The following was written by Rev. Daniel Dale, former pastor of Wellington Avenue United Church of Christ.
Last Father's Day, my father was still alive.
Losing him was hard. But thanks to his caregivers, his last four months were filled with growth, community and dignity.
It was not until my father's stroke that I really understood the difference that good, quality home care can make. And that's why I am urging my state senators to support the Illinois Domestic Workers Bill of Rights.
Even though I left work last year to become my father's full-time caregiver, I could not do it all. I had to take one day a week off.
For that day, home care workers did everything. They moved him from his bed to his wheelchair to the toilet and back again. They gave him a sponge bath every morning. They checked his skin. They helped him use the bathroom, brush his teeth and get dressed.
My father was never going to walk again. But they motivated him to work hard, to get his strength back, and to improve his quality of his life.
Thanks to their patience and encouragement, he spent up to an hour and a half a day on his physical therapy exercises. "The therapist said we have to get up to 15 reps this week," Turtle, one of the caregivers, would say. "We can do this!"
After a month, he was able to use a motorized wheelchair. Then he gained enough strength to stand up and sit down by himself. Before long, he could come down to the dining room unassisted.
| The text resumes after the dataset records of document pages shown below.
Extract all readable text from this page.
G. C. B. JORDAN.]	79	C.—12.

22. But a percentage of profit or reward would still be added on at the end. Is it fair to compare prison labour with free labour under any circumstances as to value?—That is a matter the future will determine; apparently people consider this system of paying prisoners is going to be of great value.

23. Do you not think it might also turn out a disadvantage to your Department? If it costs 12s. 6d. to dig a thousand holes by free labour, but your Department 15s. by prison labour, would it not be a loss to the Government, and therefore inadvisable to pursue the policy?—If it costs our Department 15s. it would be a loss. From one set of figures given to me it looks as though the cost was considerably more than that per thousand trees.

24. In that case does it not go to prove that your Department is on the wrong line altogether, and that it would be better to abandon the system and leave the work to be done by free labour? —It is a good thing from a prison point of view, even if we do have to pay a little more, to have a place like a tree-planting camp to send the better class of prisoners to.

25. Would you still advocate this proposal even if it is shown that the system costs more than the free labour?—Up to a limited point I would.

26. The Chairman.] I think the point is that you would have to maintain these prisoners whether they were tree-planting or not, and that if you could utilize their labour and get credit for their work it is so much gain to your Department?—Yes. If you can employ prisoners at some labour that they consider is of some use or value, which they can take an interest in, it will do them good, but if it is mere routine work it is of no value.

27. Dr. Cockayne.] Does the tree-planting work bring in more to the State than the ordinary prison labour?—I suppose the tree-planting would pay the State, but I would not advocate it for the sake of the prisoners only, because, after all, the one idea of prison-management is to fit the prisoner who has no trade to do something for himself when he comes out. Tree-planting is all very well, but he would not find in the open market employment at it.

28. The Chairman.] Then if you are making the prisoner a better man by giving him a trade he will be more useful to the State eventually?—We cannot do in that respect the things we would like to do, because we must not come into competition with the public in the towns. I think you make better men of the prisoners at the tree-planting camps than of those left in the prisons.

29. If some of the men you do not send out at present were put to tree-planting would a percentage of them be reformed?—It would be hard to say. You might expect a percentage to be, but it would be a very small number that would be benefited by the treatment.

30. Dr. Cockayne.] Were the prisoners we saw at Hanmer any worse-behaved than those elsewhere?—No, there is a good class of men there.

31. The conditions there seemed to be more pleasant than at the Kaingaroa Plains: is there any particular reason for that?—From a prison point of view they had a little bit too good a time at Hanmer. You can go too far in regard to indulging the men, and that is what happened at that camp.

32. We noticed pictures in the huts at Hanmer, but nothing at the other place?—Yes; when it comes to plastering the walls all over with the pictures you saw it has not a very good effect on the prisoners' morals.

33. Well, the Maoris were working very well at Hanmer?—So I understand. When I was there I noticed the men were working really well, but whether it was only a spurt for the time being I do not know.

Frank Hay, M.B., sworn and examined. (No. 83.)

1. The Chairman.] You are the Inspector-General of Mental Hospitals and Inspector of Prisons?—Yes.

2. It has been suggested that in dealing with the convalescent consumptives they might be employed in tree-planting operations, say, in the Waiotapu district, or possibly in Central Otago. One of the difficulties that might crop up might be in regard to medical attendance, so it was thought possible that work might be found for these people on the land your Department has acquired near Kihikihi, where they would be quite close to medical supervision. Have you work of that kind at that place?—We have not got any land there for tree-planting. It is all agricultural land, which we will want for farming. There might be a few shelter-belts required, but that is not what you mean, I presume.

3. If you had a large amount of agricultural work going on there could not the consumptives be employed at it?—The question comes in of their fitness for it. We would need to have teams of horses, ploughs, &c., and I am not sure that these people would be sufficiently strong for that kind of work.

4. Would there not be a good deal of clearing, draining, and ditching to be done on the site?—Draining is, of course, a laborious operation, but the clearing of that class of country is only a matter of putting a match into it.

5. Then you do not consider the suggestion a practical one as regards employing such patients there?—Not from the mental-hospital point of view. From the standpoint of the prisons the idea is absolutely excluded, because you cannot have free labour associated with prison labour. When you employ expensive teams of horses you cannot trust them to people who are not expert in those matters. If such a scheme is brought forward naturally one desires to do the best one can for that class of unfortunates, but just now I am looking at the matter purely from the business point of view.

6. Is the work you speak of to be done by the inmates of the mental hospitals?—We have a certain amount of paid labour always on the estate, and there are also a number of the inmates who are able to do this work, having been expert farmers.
Every week, Turtle -- who was a veteran, like him -- took him to breakfast with the other veterans at the Magnolia Cafe. Eating breakfast with his friends meant so much to him. And that meant so much to me.
Thousands of sons and daughters have had experiences like mine. We are asking the Illinois Senate to approve the Domestic Workers Bill of Rights, which will grant home care workers the same protections that other workers have.
Currently, caregivers are excluded from state minimum wage, overtime and sexual harassment protections. If they strain their back while lifting someone, they have no sick time and no safety net.
Through my parish, I've met home care workers, just like the ones who helped my father, who earned less than minimum wage and struggled to support their families.
I even met one live-in caregiver whose employer paid her in room and board -- no money. It was like indentured servitude.
The Bible tells us that God will judge our societies by how we treat the poorest and most vulnerable. Domestic workers contribute so much to the well-being of our parents, our children and our homes.
But their meager wages frequently include abuse, injuries, and hours so long they would be illegal in any other profession.
Every night that my father was still alive, my arms ached from lifting him.
So did the arms of the caregivers who bathed him each day.
Caregiving is real work, and Illinois should recognize it as such.
Rev. Daniel Dale recently retired from serving as pastor of Wellington Avenue United Church of Christ.